Data from our study suggests that our low-dose technique works best in avidly enhancing tumours such as schwannomas, and our computer simulations support this, demonstrating higher CNR and parameter accuracy with increasing “true” tumour Ktrans values. Compared to schwannomas the imaged chordoma/ chondrosarcoma cohort in our study demonstrated higher mean SFE using both low-dose and full-dose GBCA acquisitions, and the cause for this is likely multifactorial. Prior to DCE imaging all but one of the chordoma/chondrosarcoma cohort had previously been treated with either prior surgery or radiotherapy and this likely impacted on the vascular integrity and blood supply of these tumours5, and may in part explain the observed differences in Ktrans and ve seen in these tumours relative to VS. Furthermore whereas VS show intense GBCA enhancement47, enhancement in chordoma and chondrosarcoma is often heterogenous, with a recognised quarter of such tumours demonstrating no or only mild post GBCA enhancement48,49,50. The pattern of contrast enhancement can be related to the pathological features of these tumours, with chordoma displaying organized lobules of mucinous and gelatinous contents and chondrosarcoma displaying heterogeneous or arabesque like enhancement due to the presence of fibrovascular bundles surrounding cartilaginous nodules49,50.
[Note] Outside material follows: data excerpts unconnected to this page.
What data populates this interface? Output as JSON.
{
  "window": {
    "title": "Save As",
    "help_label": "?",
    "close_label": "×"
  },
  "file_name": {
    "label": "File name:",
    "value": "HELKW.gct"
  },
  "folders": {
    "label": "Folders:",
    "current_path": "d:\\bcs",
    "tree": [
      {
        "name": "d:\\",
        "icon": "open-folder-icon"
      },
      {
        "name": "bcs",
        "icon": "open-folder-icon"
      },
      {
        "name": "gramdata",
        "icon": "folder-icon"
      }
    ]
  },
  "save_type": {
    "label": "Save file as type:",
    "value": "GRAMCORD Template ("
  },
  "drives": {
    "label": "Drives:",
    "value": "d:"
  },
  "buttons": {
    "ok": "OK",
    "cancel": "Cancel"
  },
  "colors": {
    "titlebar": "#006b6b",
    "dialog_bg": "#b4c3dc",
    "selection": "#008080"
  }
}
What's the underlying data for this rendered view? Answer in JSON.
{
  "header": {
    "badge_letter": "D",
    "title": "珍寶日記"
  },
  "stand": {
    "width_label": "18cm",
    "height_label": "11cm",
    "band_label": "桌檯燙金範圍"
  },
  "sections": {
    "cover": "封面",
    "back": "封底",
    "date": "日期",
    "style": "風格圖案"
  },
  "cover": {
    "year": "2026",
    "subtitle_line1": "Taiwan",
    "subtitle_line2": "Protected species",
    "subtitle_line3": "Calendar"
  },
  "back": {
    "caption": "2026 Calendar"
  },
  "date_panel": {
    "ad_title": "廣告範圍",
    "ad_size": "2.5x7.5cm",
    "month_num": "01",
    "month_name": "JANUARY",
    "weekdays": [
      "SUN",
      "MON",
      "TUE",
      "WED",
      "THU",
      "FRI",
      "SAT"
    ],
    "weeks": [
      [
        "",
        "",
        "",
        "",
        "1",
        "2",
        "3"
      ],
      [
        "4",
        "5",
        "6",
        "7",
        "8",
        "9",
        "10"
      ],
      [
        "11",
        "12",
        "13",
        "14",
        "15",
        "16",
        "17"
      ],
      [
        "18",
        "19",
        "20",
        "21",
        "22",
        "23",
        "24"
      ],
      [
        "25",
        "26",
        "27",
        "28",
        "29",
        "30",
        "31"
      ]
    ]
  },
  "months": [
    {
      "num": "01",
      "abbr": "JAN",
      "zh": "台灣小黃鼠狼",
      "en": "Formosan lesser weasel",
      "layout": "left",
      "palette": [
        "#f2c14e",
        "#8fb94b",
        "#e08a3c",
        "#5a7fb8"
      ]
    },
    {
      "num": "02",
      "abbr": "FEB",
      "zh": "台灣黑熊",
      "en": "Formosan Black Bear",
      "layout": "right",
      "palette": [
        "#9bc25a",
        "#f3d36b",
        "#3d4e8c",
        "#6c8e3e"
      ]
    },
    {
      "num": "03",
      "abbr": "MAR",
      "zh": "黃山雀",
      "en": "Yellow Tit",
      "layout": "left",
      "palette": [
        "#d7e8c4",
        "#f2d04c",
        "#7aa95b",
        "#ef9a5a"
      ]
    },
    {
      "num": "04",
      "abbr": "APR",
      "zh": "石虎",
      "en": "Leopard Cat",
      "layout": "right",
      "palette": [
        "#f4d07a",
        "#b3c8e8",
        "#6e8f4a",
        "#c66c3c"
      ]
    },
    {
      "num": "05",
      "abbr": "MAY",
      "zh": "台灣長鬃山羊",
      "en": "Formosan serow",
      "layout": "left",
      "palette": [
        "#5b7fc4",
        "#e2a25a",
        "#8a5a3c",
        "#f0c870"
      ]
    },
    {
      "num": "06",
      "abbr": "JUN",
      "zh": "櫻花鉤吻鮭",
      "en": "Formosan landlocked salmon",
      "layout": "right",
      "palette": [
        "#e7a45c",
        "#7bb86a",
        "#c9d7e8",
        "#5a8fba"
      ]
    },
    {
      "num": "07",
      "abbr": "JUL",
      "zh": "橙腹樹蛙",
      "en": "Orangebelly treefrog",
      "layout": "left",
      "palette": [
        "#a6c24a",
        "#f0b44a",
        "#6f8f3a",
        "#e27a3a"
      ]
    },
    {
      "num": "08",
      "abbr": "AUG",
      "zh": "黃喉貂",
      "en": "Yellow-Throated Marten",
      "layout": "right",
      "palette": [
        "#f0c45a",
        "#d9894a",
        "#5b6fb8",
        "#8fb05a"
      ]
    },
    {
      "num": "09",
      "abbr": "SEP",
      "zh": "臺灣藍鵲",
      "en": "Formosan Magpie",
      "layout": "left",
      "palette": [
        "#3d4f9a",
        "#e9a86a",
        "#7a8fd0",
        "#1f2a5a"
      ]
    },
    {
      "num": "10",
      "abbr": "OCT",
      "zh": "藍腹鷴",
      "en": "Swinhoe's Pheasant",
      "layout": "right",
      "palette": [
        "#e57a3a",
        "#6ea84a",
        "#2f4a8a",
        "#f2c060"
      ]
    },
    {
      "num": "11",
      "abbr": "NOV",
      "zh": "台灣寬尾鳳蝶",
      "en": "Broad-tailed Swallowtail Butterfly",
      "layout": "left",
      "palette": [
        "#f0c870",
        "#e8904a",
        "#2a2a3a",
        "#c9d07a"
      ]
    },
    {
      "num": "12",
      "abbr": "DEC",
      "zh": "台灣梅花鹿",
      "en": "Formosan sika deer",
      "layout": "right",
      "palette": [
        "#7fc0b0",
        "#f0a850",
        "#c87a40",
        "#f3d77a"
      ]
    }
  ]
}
Kinetic parameter estimates derived from low spatial, HT resolution DCE-MRI have been shown in previous in vivo studies to accurately reflect inter-tumour differences in tissue vascularity metrics in sporadic VS and correlate with both tumour growth rate and differences in macrophage content3,4. The low spatial resolution in derived parameter maps limited accurate assessment of intratumoural heterogeneity, however. In the present study we demonstrated that high-spatial resolution derived microvascular parameters derived following a low-dose injection can differentiate inter-tumour differences in vascular density and cell density. A limitation of DCE-MRI as well as any non-invasive imaging technique is that the true in vivo tissue perfusion parameters are not known. These parameters can only be extrapolated from structural features detectable on ex vivo tissue specimens such as microvessel surface area and density. Vessel thrombosis and interstitial oedema may attenuate perfusion within a tumour, leading to mismatch between the observed structural and ‘functional’ vasculature, and this may in part explain the discrepancy between imaging and tissue observed in one tumour in this study.

Conclusion

We have demonstrated that through the combined use of a newly developed interleaved single-injection, low-dose DTR DCE-MRI protocol it is possible to provide tissue-validated, high-spatial kinetic parameter maps following a single low-dose contrast agent injection. We have demonstrated through computer simulations and an in vivo feasibility study that the contrast-to-noise of acquired data from our interleaved DCE approach is sufficient for accurate kinetic parameter estimation and that this low-dose technique provides in vivo kinetic parameter estimates comparable to those acquired using a full GBCA dose DCE-MRI acquisition.